Ketika ditanyakan mengenai penyebab jatuhnya harga rajungan, Budi menjelaskan, salah satunya akibat inflasi di Amerika Serikat. Selama ini, 80 persen ekspor rajungan dikirimkan ke Amerika Serikat.
Selain itu, anjloknya harga rajungan juga terdampak perang Rusia-Ukraina. "Kita juga lagi selidiki, apakah ada kemungkinan terhambatnya ekspor rajungan dari Indonesia itu karena ada rajungan dari negara lain yang diekspor ke sana (Amerika)?," ucap Budi.

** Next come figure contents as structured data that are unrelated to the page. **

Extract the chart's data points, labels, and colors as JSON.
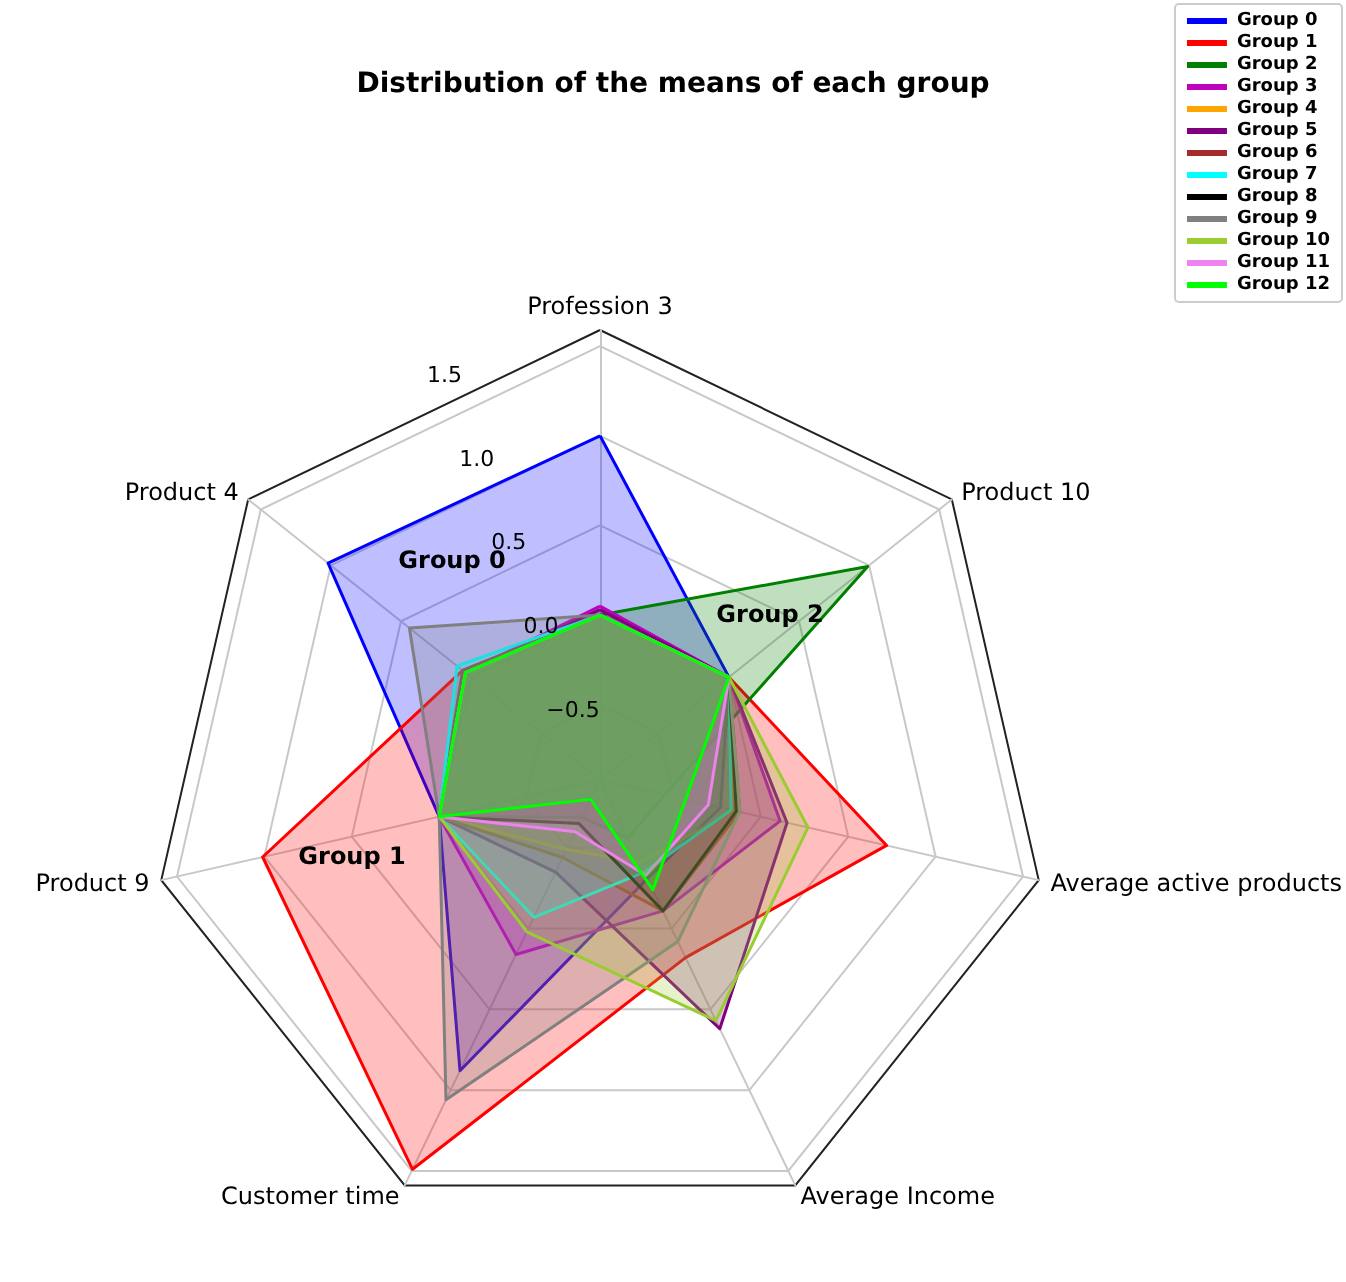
{
  "chart_data": {
    "type": "radar",
    "title": "Distribution of the means of each group",
    "categories": [
      "Profession 3",
      "Product 10",
      "Average active products",
      "Average Income",
      "Customer time",
      "Product 9",
      "Product 4"
    ],
    "ylim": [
      -0.92,
      1.59
    ],
    "yticks": [
      {
        "value": -0.5,
        "label": "−0.5"
      },
      {
        "value": 0,
        "label": "0.0"
      },
      {
        "value": 0.5,
        "label": "0.5"
      },
      {
        "value": 1,
        "label": "1.0"
      },
      {
        "value": 1.5,
        "label": "1.5"
      }
    ],
    "grid": true,
    "legend": "top right",
    "marker": "none",
    "line_style": "solid",
    "annotations": [
      "Group 0",
      "Group 1",
      "Group 2"
    ],
    "series": [
      {
        "name": "Group 0",
        "color": "#0000ff",
        "values": [
          1.0,
          0.0,
          -0.23,
          -0.31,
          0.88,
          0.0,
          1.02
        ]
      },
      {
        "name": "Group 1",
        "color": "#ff0000",
        "values": [
          0.0,
          0.0,
          0.72,
          0.18,
          1.49,
          1.01,
          0.06
        ]
      },
      {
        "name": "Group 2",
        "color": "#008000",
        "values": [
          0.0,
          0.99,
          -0.55,
          -0.56,
          -0.69,
          0.0,
          0.04
        ]
      },
      {
        "name": "Group 3",
        "color": "#bf00bf",
        "values": [
          0.05,
          0.0,
          0.11,
          -0.11,
          0.16,
          0.0,
          0.04
        ]
      },
      {
        "name": "Group 4",
        "color": "#ffa500",
        "values": [
          0.0,
          0.0,
          -0.15,
          -0.41,
          -0.49,
          0.0,
          0.05
        ]
      },
      {
        "name": "Group 5",
        "color": "#800080",
        "values": [
          0.03,
          0.0,
          0.15,
          0.62,
          -0.35,
          0.0,
          0.04
        ]
      },
      {
        "name": "Group 6",
        "color": "#a52a2a",
        "values": [
          0.0,
          0.0,
          -0.12,
          -0.11,
          -0.44,
          0.0,
          0.06
        ]
      },
      {
        "name": "Group 7",
        "color": "#00ffff",
        "values": [
          0.0,
          0.0,
          -0.17,
          -0.35,
          -0.07,
          0.0,
          0.1
        ]
      },
      {
        "name": "Group 8",
        "color": "#000000",
        "values": [
          0.0,
          0.0,
          -0.14,
          -0.11,
          -0.65,
          0.0,
          0.04
        ]
      },
      {
        "name": "Group 9",
        "color": "#808080",
        "values": [
          0.0,
          0.0,
          -0.12,
          0.08,
          1.06,
          0.0,
          0.44
        ]
      },
      {
        "name": "Group 10",
        "color": "#9acd32",
        "values": [
          0.0,
          0.0,
          0.27,
          0.57,
          0.02,
          0.0,
          0.04
        ]
      },
      {
        "name": "Group 11",
        "color": "#ee82ee",
        "values": [
          0.0,
          0.0,
          -0.3,
          -0.33,
          -0.6,
          0.0,
          0.04
        ]
      },
      {
        "name": "Group 12",
        "color": "#00ff00",
        "values": [
          0.0,
          0.0,
          -0.43,
          -0.24,
          -0.8,
          0.0,
          0.04
        ]
      }
    ]
  }
}
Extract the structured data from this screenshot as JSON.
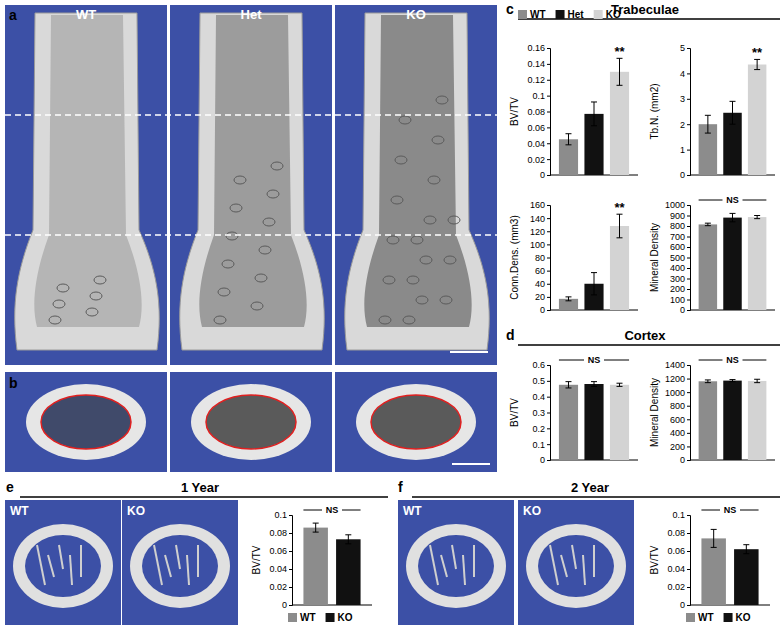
{
  "images": [
    {
      "letter": "a",
      "labels": [
        "WT",
        "Het",
        "KO"
      ]
    },
    {
      "letter": "b",
      "labels": []
    },
    {
      "letter": "e",
      "labels": [
        "WT",
        "KO"
      ]
    },
    {
      "letter": "f",
      "labels": [
        "WT",
        "KO"
      ]
    }
  ],
  "sections": [
    {
      "letter": "c",
      "title": "Trabeculae"
    },
    {
      "letter": "d",
      "title": "Cortex"
    },
    {
      "letter": "e",
      "title": "1 Year"
    },
    {
      "letter": "f",
      "title": "2 Year"
    }
  ],
  "chart_data": [
    {
      "type": "bar",
      "y_label": "BV/TV",
      "ylim": [
        0,
        0.16
      ],
      "yticks": [
        0,
        0.02,
        0.04,
        0.06,
        0.08,
        0.1,
        0.12,
        0.14,
        0.16
      ],
      "tick_labels": "y",
      "legend": "top",
      "series": [
        {
          "name": "WT",
          "color": "#8c8c8c",
          "values": [
            0.045
          ],
          "errors": [
            0.007
          ]
        },
        {
          "name": "Het",
          "color": "#111111",
          "values": [
            0.077
          ],
          "errors": [
            0.015
          ]
        },
        {
          "name": "KO",
          "color": "#d3d3d3",
          "values": [
            0.13
          ],
          "errors": [
            0.017
          ],
          "annotation": "**"
        }
      ]
    },
    {
      "type": "bar",
      "y_label": "Tb.N. (mm2)",
      "ylim": [
        0,
        5
      ],
      "yticks": [
        0,
        1,
        2,
        3,
        4,
        5
      ],
      "tick_labels": "y",
      "series": [
        {
          "color": "#8c8c8c",
          "values": [
            2.0
          ],
          "errors": [
            0.35
          ]
        },
        {
          "color": "#111111",
          "values": [
            2.45
          ],
          "errors": [
            0.45
          ]
        },
        {
          "color": "#d3d3d3",
          "values": [
            4.35
          ],
          "errors": [
            0.2
          ],
          "annotation": "**"
        }
      ]
    },
    {
      "type": "bar",
      "y_label": "Conn.Dens. (mm3)",
      "ylim": [
        0,
        160
      ],
      "yticks": [
        0,
        20,
        40,
        60,
        80,
        100,
        120,
        140,
        160
      ],
      "tick_labels": "y",
      "series": [
        {
          "color": "#8c8c8c",
          "values": [
            17
          ],
          "errors": [
            3
          ]
        },
        {
          "color": "#111111",
          "values": [
            40
          ],
          "errors": [
            17
          ]
        },
        {
          "color": "#d3d3d3",
          "values": [
            128
          ],
          "errors": [
            18
          ],
          "annotation": "**"
        }
      ]
    },
    {
      "type": "bar",
      "y_label": "Mineral Density",
      "ylim": [
        0,
        1000
      ],
      "yticks": [
        0,
        100,
        200,
        300,
        400,
        500,
        600,
        700,
        800,
        900,
        1000
      ],
      "tick_labels": "y",
      "annotation": "NS",
      "series": [
        {
          "color": "#8c8c8c",
          "values": [
            815
          ],
          "errors": [
            12
          ]
        },
        {
          "color": "#111111",
          "values": [
            880
          ],
          "errors": [
            40
          ]
        },
        {
          "color": "#d3d3d3",
          "values": [
            885
          ],
          "errors": [
            15
          ]
        }
      ]
    },
    {
      "type": "bar",
      "y_label": "BV/TV",
      "ylim": [
        0,
        0.6
      ],
      "yticks": [
        0,
        0.1,
        0.2,
        0.3,
        0.4,
        0.5,
        0.6
      ],
      "tick_labels": "y",
      "annotation": "NS",
      "series": [
        {
          "color": "#8c8c8c",
          "values": [
            0.475
          ],
          "errors": [
            0.02
          ]
        },
        {
          "color": "#111111",
          "values": [
            0.48
          ],
          "errors": [
            0.015
          ]
        },
        {
          "color": "#d3d3d3",
          "values": [
            0.475
          ],
          "errors": [
            0.01
          ]
        }
      ]
    },
    {
      "type": "bar",
      "y_label": "Mineral Density",
      "ylim": [
        0,
        1400
      ],
      "yticks": [
        0,
        200,
        400,
        600,
        800,
        1000,
        1200,
        1400
      ],
      "tick_labels": "y",
      "annotation": "NS",
      "series": [
        {
          "color": "#8c8c8c",
          "values": [
            1160
          ],
          "errors": [
            20
          ]
        },
        {
          "color": "#111111",
          "values": [
            1170
          ],
          "errors": [
            15
          ]
        },
        {
          "color": "#d3d3d3",
          "values": [
            1165
          ],
          "errors": [
            25
          ]
        }
      ]
    },
    {
      "type": "bar",
      "y_label": "BV/TV",
      "ylim": [
        0,
        0.1
      ],
      "yticks": [
        0,
        0.02,
        0.04,
        0.06,
        0.08,
        0.1
      ],
      "tick_labels": "y",
      "annotation": "NS",
      "legend": "bottom",
      "series": [
        {
          "name": "WT",
          "color": "#8c8c8c",
          "values": [
            0.086
          ],
          "errors": [
            0.005
          ]
        },
        {
          "name": "KO",
          "color": "#111111",
          "values": [
            0.073
          ],
          "errors": [
            0.005
          ]
        }
      ]
    },
    {
      "type": "bar",
      "y_label": "BV/TV",
      "ylim": [
        0,
        0.1
      ],
      "yticks": [
        0,
        0.02,
        0.04,
        0.06,
        0.08,
        0.1
      ],
      "tick_labels": "y",
      "annotation": "NS",
      "legend": "bottom",
      "series": [
        {
          "name": "WT",
          "color": "#8c8c8c",
          "values": [
            0.074
          ],
          "errors": [
            0.01
          ]
        },
        {
          "name": "KO",
          "color": "#111111",
          "values": [
            0.062
          ],
          "errors": [
            0.005
          ]
        }
      ]
    }
  ]
}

Budi menyatakan, pemerintah perlu turun tangan mengatasi kondisi tersebut. Apalagi, rajungan merupakan penyumbang devisa terbesar sektor perikanan Indonesia, dengan nilai eksport US$ 367,5 (Rp 5,2 triliun). Pada periode hingga Oktober 2021, rajungan menempati urutan ketiga ekspor setelah udang (40 persen), tuna (13 persen) dan rajungan (11 persen).
"Jangan selalu menyebutkan rajungan penyumbang devisa negara, tapi saat rajungan harganya kritis, pemerintah lalai dan membiarkan," tandas Budi.